GENEVA - A global health fund investigating its own losses in grant money said Tuesday that 12 more probes had turned up an additional $20 million of mismanagement, alleged fraud and misspending.
The Global Fund to Fight AIDS, Tuberculosis and Malaria posted the results -- contained in three fraud probes, eight audits and an internal review of travel involving about $1 billion in grant money -- on its website.
Earlier probes by the fund's internal watchdog, the inspector general's office, had detected about $53 million in losses, according to fund documents, some unpublished, provided by senior officials.
The fund's board chairman Simon Bland told The Associated Press it has now reviewed about one-seventh of $14 billion in grants disbursed but it would be misleading to extrapolate the percentage of corruption turning up in fund programs.
He said the fund, which has approved more than $22 billion in grants since its creation in 2002 as a major financing tool, is demanding repayment of the money -- and two new cases in Nigeria and India could lead to criminal charges. The fund says it has recovered $19 million in misspent or undocumented money so far.
"We think the Global Fund standards of accounting are really high," Bland said. "We will not tolerate misuse of our resources."
In Nigeria, the probe found $22 million in unauthorized foreign currency exchanges by a not-for-profit centre in Abuja, that diverted hundreds of thousands of dollars to non-fund accounts. In India, at least $872,000 had been misappropriated, some transferred to a shell corporation and used to rent and renovate an official's home.
A third probe was in Mauritania, where $6.73 million in potential fraud and other losses were found but the country has already paid back $4.2 million.
Auditors also looked at grants in Dominican Republic, Madagascar, Sri Lanka, South Sudan, Swaziland and Togo, and examined almost a half-billion dollars in fund programs run by Washington, D.C.-based Population Services International.
Completion of the latest investigations and audits was delayed until after the end of a six-month review of the fund's financial controls by an outside panel created in the wake of Associated Press reports on the losses that prompted intense scrutiny from donors over the misuse of some grant money.
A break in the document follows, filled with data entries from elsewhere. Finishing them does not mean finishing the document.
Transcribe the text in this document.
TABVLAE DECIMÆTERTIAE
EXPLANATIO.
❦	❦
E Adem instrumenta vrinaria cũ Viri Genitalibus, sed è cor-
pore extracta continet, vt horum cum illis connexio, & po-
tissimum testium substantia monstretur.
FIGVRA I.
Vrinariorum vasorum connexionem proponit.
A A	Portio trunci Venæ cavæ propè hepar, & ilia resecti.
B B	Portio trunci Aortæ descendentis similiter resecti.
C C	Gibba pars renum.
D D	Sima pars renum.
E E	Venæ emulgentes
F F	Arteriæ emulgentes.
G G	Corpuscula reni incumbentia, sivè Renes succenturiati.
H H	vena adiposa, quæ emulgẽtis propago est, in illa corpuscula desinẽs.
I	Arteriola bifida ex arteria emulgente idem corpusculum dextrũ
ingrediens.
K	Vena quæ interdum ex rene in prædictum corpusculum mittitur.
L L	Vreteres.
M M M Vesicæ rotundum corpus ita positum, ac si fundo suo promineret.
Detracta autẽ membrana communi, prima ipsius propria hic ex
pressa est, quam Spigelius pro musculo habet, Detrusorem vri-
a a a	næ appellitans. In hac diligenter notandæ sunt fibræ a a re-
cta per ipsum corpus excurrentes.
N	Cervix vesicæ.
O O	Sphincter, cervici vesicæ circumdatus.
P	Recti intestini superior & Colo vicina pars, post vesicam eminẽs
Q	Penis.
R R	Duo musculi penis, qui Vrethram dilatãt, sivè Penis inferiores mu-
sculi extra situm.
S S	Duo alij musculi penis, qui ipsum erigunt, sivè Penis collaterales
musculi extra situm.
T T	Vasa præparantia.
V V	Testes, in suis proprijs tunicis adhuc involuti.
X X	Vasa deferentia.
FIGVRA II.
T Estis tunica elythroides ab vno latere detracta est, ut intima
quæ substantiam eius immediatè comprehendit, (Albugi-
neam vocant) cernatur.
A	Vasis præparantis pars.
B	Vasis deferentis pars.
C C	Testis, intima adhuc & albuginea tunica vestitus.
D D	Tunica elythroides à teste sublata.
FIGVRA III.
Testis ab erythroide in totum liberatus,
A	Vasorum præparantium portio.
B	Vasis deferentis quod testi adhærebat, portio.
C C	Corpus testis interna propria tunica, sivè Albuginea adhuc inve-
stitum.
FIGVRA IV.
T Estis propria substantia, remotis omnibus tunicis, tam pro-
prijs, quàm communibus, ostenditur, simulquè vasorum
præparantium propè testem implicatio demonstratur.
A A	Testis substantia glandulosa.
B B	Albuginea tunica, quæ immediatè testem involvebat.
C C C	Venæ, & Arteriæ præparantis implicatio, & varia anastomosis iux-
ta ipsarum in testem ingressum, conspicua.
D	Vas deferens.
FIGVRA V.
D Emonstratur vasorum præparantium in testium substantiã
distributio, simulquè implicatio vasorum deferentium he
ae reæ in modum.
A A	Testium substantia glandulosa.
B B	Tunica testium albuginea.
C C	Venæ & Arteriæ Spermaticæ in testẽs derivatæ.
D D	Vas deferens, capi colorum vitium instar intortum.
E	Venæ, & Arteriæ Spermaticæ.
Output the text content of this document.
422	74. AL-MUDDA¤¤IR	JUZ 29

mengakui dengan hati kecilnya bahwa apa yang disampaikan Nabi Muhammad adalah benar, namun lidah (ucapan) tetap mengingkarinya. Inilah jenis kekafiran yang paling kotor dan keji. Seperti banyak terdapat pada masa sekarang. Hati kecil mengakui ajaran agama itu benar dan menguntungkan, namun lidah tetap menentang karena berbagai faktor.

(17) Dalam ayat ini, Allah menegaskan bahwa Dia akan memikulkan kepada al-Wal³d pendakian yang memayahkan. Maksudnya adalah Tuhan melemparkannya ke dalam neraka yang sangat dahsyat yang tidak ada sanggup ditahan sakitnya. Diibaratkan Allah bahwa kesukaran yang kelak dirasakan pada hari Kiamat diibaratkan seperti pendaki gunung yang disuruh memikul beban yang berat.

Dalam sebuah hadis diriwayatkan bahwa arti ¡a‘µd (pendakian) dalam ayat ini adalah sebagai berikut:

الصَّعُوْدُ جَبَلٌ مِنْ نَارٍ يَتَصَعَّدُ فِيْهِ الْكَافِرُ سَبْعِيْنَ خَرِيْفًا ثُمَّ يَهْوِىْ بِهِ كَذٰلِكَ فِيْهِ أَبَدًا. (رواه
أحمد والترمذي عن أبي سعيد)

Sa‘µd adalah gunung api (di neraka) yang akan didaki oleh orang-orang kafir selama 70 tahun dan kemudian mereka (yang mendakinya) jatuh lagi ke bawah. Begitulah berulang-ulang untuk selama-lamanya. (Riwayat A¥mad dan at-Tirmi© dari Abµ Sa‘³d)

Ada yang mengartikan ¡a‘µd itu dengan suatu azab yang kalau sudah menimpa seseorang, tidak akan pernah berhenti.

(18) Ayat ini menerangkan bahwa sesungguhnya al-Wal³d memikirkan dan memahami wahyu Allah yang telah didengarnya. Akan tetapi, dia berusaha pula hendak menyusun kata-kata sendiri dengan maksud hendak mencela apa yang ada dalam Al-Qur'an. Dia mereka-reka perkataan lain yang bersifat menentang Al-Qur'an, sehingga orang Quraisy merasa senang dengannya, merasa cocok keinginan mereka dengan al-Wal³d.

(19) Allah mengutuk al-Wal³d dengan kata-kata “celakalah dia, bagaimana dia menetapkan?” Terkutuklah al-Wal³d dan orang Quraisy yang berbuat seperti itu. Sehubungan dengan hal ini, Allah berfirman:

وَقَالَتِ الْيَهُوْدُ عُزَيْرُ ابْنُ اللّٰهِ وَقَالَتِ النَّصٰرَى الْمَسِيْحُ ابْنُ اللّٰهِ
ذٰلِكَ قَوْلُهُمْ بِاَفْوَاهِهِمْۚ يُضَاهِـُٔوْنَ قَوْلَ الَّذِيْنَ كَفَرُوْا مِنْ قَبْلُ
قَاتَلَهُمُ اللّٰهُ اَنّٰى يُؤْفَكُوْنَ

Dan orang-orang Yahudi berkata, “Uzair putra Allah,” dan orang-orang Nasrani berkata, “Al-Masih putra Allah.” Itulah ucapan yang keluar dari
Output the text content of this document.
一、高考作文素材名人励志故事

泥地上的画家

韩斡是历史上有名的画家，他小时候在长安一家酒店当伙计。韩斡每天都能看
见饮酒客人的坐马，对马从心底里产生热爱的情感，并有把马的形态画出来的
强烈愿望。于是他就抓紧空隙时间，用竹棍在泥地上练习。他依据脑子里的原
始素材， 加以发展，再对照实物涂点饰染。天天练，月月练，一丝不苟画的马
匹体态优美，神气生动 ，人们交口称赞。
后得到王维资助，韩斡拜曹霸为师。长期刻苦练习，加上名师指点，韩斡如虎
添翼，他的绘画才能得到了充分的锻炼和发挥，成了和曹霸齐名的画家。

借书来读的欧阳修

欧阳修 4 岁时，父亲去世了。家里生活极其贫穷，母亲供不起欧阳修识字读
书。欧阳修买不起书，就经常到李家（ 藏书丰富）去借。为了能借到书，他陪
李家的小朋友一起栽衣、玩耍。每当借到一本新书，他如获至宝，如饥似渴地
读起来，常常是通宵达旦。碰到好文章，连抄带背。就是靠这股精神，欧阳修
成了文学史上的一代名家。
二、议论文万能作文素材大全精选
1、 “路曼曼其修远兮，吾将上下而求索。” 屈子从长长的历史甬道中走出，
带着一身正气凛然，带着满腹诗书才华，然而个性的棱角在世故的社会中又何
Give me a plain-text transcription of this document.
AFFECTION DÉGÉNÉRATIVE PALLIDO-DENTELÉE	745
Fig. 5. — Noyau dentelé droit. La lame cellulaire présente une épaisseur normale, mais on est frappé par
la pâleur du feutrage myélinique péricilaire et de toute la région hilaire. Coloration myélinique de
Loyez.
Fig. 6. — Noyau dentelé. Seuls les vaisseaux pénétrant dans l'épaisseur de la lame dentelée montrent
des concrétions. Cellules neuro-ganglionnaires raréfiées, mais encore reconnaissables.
The Global Fund suspended grants -- or put in place new safeguards -- in Djibouti, Mali, Mauritania and Zambia. The European Commission and some nations had decided to withhold hundreds of millions of euros from the fund until they could be reassured.
In January, the AP reported that the fund was bleeding tens of millions of dollars to mismanagement and corruption, prompting Germany, the European Commission and Denmark to withhold a collective $457 million (euro315 million) in funding. Spain, Italy, Japan and Ireland also delayed committing to 2011 pledges.
Sweden had previously withheld a pledge based on the inspector general's findings.
The fund warned Germany that its withheld dollars would lead to the deaths of 43,000 people but Germany called that "extremely questionable" and said it's corruption that kills.
The fund then created an outside panel headed by former U.S. Health and Human Services Secretary Michael Leavitt and former Botswana President Festus Mogae. In September it recommended a major overhaul in the fund's financial practices.
Since the panel's report, Germany released half of its $285.7 million pledge.
It also said the unhealthy tensions must end between the fund's executive director, Dr. Michel Kazatchkine, who has sought to minimize the scale of misspent money, and the fund's inspector general, John Parsons, whose job is to probe for losses.
"If it's seen as a war, we have to stop that," Bland said.
Japan paid the Global Fund $114 million Monday toward its 2011 contribution but is keeping frozen a second amount -- some $178 million -- that it might release in December, fund spokesman Andrew Hurst said.
He said the European Commission is still awaiting the outcome of a board meeting later this month in Ghana before deciding whether to unfreeze its 2011 pledge of $185.7 million (130 million euros).
Hurst said Denmark's decision whether it might release its $33.5 million pledge for 2011 also might come next month.